Como inúmeras relações comerciais não conseguem manter as suas obrigações de serviço, a pandemia deu origem a uma série de questões jurídicas sobre se e em que medida as reivindicações contratuais são exigíveis e sobre quem deve suportar as consequências económicas, sem uma culpa claramente atribuível. Embora antecipando como a crise do coronavírus afetará a arbitragem internacional seja mal orientada, seu impacto até agora não pode ser negado. As audiências de arbitragem foram adiadas e as conferências internacionais canceladas. Com directivas conflituosas aplicáveis a diferentes locais das partes, árbitros e testemunhas, persistem preocupações sobre como conduzir as audiências em segurança num futuro previsível. No entanto, com muitos temendo que o vírus possa tornar-se endêmico e que intervenções não médicas, como o distanciamento social, devam permanecer no lugar por um futuro próximo, novos caminhos são necessários para navegar em novos desafios legais. É aqui que a arbitragem, em virtude do seu recurso a ferramentas on-line, pode proporcionar a flexibilidade necessária durante estes tempos sem precedentes.
A seguir, serão abordados o impacto e os desafios colocados pela COVID-19 aos que se dedicam à arbitragem. Serão abordadas as disposições adoptadas pelo sistema judicial austríaco, bem como os métodos e possíveis soluções para a realização de audiências arbitrais no contexto do COVID-19.
II. A Resposta Austríaca
Na tentativa de evitar atrasos perpétuos, as principais instituições arbitrais têm oferecido uma série de medidas alternativas sobre como conduzir os procedimentos arbitrais.
Procurando minimizar o número de potenciais perturbações, exacerbadas por aqueles que procuram fugir à responsabilidade arbitral, as orientações institucionais têm e continuam a ser actualizadas regularmente. As respostas têm sido muito variadas, com muitos deles recorrendo a reuniões virtuais, conferências telefónicas e novos canais para a apresentação de documentos e pedidos de registo.
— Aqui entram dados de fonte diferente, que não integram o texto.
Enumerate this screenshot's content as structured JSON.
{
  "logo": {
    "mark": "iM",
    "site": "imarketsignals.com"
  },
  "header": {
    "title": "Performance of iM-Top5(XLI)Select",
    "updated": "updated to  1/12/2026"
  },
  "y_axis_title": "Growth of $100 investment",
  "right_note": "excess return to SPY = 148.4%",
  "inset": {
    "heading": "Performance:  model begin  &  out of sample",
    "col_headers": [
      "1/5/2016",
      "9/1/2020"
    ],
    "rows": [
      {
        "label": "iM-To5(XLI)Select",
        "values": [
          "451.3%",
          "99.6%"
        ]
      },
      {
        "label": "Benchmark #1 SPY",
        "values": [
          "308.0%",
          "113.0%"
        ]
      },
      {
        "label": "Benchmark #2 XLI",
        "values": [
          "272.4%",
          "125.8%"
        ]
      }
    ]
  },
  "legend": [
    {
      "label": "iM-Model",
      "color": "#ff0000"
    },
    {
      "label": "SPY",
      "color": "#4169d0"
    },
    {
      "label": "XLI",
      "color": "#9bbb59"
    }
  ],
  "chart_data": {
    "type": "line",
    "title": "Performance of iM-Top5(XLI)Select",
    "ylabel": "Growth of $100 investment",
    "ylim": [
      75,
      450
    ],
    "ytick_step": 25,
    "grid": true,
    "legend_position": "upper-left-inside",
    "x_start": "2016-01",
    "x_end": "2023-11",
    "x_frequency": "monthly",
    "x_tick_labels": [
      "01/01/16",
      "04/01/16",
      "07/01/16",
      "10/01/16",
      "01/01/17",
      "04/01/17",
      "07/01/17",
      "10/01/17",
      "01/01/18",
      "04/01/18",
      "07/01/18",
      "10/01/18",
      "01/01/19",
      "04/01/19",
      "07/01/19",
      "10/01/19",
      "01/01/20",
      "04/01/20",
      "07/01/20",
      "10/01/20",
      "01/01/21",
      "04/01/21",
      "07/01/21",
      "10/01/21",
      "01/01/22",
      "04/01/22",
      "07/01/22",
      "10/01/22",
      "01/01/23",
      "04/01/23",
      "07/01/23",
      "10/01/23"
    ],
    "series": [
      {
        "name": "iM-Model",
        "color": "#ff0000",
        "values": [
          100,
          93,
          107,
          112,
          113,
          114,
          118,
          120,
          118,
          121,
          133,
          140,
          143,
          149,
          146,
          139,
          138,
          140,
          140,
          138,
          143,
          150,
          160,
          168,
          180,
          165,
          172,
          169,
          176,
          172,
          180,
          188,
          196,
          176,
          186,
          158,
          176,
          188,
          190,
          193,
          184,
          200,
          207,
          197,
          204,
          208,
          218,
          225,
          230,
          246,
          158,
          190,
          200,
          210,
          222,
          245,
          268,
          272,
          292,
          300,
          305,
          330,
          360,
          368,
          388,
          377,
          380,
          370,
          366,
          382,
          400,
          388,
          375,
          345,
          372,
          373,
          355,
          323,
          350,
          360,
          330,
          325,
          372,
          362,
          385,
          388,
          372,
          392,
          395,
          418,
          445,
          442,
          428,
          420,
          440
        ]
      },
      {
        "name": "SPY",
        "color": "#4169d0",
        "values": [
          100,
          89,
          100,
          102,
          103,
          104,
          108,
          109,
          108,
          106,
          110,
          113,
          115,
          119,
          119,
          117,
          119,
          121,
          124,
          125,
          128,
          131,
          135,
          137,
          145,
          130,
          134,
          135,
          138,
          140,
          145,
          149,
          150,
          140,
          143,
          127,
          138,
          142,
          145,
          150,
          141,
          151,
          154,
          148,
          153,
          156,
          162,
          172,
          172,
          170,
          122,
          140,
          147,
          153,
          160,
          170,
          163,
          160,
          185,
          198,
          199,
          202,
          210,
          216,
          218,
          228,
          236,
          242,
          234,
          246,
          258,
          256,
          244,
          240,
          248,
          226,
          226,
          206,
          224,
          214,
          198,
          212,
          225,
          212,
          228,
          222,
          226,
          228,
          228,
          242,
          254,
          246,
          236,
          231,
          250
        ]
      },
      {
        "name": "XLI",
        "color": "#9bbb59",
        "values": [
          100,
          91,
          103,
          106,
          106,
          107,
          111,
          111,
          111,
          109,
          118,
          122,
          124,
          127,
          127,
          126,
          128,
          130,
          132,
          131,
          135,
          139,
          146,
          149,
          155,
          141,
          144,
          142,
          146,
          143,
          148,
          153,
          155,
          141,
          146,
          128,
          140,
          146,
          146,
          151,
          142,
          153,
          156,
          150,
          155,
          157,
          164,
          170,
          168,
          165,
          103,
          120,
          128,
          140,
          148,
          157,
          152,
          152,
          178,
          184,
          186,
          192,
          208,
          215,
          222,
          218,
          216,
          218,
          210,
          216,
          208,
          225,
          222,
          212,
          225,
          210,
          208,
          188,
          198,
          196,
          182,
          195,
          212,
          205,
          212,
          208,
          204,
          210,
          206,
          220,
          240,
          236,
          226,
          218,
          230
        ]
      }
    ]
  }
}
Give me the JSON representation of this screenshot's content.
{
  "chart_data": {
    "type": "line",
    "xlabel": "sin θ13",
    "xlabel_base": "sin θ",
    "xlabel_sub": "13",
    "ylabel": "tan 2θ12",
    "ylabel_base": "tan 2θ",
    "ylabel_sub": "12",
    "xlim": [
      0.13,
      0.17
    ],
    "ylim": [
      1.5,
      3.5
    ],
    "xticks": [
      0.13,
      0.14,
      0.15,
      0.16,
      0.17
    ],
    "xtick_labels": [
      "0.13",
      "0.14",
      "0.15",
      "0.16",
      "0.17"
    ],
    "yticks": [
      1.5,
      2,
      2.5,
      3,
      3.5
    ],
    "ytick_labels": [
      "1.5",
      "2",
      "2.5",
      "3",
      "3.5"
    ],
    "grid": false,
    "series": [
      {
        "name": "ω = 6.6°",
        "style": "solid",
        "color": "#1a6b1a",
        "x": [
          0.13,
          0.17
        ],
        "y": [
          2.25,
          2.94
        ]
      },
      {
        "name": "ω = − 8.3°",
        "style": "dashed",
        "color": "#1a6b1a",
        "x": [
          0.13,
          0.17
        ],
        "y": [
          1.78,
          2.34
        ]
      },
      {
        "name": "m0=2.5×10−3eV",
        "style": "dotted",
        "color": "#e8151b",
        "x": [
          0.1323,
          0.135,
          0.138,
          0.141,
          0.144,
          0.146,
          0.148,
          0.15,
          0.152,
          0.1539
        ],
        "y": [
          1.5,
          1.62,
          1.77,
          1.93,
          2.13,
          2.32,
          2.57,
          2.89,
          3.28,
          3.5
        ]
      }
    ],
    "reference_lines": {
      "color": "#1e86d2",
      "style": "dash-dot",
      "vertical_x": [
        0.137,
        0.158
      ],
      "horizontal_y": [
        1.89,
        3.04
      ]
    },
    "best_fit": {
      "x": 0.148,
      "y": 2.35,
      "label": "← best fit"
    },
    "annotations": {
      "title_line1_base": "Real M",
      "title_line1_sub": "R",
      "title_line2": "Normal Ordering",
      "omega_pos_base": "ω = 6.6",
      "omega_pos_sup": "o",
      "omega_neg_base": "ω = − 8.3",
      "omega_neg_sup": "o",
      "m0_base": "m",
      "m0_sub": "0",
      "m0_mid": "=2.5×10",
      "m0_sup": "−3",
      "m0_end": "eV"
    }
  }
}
A condução de procedimentos arbitrais na ausência de audiências presenciais constitui um desvio fundamental do que há muito tem sido considerado um elemento indispensável do devido processo.
O Sistema Judicial Austríaco reconheceu a necessidade de uma tal abordagem revista, adotando novas estratégias que se afastam de tradições bem estabelecidas e técnicas confiáveis anteriormente consideradas instrumentais para os procedimentos arbitrais.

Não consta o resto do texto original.